For the avoidance of any doubt, I'm through the worst of my suicidal moments, now that the stress levels in my life are subsiding. Naturally, being homeless, close to bankruptcy, jobless, friendless, single, new to an area and generally having nothing and nobody is pretty damn awful for a person's mental health. In the space of 6 months I've made some friends, got a girlfriend, earned some money, bought a car, rented an apartment, got a local job and gotten myself a bit more settled, although I'm still a long way off having security and stability.

What might annoy my colleagues is thinking they've got a bargain - that I'm an expert in my field and I've got talent and experience - when in actual fact they've got a homeless bankrupt junkie alcoholic with mental health problems who never even knew how to switch a computer on until yesterday. Surely I could have been bought for minimum wage, because I'm desperate and vulnerable? This was certainly the case with the guy who didn't care that I was on life support - he felt ripped off, when he discovered the truth about me, even though I had nearly completed the first phase of the project I'd been working on, and the results had been fantastic.

I think really horrible people are few and far between. I think unethical exploitative bosses are few and far between. I really don't think it's going to be a problem that my real identity doesn't quite marry up with corporate expectations. I'm always well presented at work. Nobody would be any the wiser about my dark past, except for the aforementioned tattoo, of course.

I'm mentioning the tattoo and putting up a picture of myself without my infallible disguise quite deliberately, of course. Of course I know what I'm doing. I'm not exactly unhappy about anybody knowing about who I am, because I find it too exhausting to wear the corporate mask and pretend I'm perfect. It's not nice to have to live a lie and cover up any struggles I might have in my personal life.

It's been nearly 8 months since I had any problems with my mental health.
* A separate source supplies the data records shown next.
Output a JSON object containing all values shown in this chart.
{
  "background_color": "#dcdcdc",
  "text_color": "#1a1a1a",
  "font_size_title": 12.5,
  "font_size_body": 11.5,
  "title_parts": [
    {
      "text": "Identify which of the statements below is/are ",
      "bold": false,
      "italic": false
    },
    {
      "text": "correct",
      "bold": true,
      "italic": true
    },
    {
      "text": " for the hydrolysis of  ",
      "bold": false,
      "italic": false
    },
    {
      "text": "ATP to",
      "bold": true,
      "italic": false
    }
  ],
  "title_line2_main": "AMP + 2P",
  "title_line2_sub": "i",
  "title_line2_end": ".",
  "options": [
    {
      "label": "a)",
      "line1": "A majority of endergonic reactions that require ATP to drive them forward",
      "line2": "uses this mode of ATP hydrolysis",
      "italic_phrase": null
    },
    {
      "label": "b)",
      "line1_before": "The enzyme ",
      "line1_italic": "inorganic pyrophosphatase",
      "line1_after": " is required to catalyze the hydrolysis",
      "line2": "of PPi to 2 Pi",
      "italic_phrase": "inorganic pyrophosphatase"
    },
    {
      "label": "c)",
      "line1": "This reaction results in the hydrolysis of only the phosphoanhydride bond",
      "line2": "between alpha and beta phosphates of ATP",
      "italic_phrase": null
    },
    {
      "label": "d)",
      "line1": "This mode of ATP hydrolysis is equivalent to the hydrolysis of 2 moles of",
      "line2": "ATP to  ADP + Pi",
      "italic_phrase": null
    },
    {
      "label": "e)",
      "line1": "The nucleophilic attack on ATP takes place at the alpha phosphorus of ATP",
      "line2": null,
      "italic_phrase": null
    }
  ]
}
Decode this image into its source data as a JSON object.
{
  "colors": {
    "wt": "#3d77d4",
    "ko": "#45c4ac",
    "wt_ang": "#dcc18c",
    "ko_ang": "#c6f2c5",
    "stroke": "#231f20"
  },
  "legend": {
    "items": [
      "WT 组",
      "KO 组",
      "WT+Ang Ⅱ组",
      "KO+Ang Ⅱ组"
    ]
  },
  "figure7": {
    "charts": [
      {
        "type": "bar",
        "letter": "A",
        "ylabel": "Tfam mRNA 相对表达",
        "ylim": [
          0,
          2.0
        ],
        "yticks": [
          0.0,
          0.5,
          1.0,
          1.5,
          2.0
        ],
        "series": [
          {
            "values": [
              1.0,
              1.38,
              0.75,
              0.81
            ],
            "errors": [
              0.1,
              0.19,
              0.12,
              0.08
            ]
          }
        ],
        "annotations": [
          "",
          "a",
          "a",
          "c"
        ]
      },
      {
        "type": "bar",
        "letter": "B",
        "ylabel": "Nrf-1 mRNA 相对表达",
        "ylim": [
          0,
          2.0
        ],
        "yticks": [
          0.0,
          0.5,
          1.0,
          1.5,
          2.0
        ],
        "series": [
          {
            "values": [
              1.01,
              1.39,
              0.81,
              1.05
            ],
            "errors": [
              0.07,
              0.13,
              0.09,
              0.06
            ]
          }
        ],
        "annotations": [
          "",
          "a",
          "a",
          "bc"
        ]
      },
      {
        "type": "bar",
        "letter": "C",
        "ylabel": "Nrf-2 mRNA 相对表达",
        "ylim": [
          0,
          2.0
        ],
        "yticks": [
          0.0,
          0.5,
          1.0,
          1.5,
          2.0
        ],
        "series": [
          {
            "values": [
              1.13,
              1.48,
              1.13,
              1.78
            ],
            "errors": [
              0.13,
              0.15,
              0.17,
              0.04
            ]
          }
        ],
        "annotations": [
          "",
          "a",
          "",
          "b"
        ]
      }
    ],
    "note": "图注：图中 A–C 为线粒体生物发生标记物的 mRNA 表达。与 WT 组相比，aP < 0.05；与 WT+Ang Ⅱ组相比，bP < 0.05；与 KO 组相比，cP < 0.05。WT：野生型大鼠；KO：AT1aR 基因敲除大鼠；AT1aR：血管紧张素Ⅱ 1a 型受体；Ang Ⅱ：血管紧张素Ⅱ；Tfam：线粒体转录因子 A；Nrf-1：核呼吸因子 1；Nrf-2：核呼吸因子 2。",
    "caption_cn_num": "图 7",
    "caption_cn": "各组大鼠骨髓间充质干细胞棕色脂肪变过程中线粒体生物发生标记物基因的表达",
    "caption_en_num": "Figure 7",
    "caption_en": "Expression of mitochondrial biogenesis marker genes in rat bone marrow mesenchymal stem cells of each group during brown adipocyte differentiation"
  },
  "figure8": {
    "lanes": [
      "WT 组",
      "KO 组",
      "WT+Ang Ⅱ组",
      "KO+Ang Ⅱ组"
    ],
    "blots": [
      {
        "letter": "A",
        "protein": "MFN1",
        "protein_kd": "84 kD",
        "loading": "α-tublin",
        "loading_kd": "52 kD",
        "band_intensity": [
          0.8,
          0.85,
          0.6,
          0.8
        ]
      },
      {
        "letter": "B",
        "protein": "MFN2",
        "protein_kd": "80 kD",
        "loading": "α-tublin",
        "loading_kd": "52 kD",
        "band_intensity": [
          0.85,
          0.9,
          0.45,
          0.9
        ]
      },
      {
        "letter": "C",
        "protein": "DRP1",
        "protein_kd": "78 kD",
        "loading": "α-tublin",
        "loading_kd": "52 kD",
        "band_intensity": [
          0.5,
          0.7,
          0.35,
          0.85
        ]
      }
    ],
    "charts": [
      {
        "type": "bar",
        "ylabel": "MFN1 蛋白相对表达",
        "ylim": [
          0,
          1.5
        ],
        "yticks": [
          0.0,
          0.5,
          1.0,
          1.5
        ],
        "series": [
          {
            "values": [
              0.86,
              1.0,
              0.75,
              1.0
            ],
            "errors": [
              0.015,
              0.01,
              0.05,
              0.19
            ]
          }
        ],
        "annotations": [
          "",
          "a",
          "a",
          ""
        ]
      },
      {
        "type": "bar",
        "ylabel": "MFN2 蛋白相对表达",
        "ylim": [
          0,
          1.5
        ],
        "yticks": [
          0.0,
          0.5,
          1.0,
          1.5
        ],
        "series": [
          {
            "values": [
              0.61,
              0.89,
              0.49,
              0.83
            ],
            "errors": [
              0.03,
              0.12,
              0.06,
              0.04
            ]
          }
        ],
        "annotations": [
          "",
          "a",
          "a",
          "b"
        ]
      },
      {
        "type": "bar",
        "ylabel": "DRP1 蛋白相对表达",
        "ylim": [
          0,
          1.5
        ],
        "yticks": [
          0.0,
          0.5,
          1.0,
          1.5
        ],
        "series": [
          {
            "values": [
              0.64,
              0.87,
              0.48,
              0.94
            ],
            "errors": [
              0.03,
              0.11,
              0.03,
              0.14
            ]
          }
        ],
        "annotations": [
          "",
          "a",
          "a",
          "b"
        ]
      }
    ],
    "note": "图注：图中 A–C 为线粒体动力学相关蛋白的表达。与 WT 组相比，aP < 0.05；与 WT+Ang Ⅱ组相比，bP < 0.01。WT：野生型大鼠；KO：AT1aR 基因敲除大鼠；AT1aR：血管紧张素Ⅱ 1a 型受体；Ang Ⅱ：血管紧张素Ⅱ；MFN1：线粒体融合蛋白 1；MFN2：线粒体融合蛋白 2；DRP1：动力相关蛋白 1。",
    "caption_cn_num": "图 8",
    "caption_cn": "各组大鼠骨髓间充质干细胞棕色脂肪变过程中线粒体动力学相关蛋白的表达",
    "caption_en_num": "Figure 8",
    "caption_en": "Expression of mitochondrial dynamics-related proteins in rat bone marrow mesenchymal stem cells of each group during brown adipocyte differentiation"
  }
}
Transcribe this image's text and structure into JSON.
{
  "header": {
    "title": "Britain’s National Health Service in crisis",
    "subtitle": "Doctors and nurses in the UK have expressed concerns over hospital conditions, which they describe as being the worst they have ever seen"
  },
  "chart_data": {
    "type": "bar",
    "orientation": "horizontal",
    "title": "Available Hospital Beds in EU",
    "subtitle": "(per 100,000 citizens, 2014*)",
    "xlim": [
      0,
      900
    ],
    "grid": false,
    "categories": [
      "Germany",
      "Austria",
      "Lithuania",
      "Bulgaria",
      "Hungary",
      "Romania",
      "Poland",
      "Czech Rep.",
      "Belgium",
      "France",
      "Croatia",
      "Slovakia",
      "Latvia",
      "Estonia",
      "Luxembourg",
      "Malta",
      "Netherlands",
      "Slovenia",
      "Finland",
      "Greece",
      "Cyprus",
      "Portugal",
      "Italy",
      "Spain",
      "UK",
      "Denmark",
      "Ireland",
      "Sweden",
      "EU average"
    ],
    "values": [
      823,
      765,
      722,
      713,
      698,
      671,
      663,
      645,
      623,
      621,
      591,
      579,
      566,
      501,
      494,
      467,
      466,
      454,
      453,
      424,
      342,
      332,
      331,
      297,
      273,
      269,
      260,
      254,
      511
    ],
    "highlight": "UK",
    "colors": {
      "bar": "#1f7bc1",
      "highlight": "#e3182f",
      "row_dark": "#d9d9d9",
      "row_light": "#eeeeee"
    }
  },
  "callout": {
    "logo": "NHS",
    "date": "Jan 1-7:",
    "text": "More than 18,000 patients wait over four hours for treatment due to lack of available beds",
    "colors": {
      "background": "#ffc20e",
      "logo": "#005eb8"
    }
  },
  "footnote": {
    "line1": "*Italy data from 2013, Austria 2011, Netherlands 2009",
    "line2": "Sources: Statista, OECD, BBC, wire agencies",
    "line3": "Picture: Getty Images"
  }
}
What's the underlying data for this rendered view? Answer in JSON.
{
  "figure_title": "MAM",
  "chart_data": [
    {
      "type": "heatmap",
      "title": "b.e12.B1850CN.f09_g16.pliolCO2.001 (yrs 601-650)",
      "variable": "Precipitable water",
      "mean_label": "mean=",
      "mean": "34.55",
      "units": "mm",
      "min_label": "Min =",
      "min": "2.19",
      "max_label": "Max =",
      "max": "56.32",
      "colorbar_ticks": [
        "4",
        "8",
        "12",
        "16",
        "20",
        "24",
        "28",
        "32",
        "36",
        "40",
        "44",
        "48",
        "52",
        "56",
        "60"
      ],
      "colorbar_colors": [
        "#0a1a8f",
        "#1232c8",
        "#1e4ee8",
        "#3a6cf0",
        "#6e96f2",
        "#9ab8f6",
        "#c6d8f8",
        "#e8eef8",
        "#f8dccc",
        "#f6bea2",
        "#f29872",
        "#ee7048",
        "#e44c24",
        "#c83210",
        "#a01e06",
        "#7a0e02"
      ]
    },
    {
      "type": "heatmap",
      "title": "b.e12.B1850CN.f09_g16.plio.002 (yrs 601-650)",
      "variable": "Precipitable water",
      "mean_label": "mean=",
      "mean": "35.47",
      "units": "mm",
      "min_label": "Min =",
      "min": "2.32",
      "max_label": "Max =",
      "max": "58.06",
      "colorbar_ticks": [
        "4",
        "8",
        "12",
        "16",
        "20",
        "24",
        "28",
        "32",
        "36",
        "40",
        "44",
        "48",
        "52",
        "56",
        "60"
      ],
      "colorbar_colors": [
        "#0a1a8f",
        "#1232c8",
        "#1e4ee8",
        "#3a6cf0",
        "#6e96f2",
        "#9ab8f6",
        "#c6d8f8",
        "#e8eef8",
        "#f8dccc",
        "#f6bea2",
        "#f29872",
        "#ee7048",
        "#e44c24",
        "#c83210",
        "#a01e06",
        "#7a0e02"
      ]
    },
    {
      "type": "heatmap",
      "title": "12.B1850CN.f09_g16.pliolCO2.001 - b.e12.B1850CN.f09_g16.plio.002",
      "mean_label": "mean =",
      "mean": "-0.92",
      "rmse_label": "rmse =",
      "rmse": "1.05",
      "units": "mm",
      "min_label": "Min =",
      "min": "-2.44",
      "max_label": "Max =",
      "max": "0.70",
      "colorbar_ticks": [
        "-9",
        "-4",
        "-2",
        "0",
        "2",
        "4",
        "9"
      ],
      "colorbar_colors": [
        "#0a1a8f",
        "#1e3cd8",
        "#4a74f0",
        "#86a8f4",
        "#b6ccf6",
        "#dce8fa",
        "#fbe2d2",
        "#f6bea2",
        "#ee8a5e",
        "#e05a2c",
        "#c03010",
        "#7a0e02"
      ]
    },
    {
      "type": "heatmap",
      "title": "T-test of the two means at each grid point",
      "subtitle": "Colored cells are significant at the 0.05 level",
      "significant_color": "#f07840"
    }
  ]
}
I don't take any drugs or medications. I drink in moderation. I'm not suicidal. I'm not self-harming. I'm delivering high-quality work to the satisfaction of my bosses. My finances are improving. I've got my own place. I've got my little car. I've got my girlfriend. I've got my friends. Things aren't perfect, but they're improving and they'll continue to improve as long as I'm allowed to keep working and earning money.

It's a big gamble to keep this big digital presence alive. I obviously can't write about anything that would be unprofessional, breach my code-of-conduct, bring my profession into disrepute, breach confidentiality or any any way shape or form be considered unacceptable behaviour, but to delete my blog and my Twitter and Facebook account and expunge myself from the internet would be a considerable loss to me, and would be likely to negatively affect my ability to cope and function.

I hope that if my colleague(s) continue to read this, they can see it for what it is - my healthy coping mechanism, and something I need, because it brings me great comfort and a lot of care and support.

So far, I only know for definite that one work colleague is reading my blog. I hope to make friends at work. I need friends. I don't see it as a bad thing that somebody's reading.

I don't want the secret identity thing. I don't want the double-life thing. I've got nothing to hide; nothing to be ashamed of.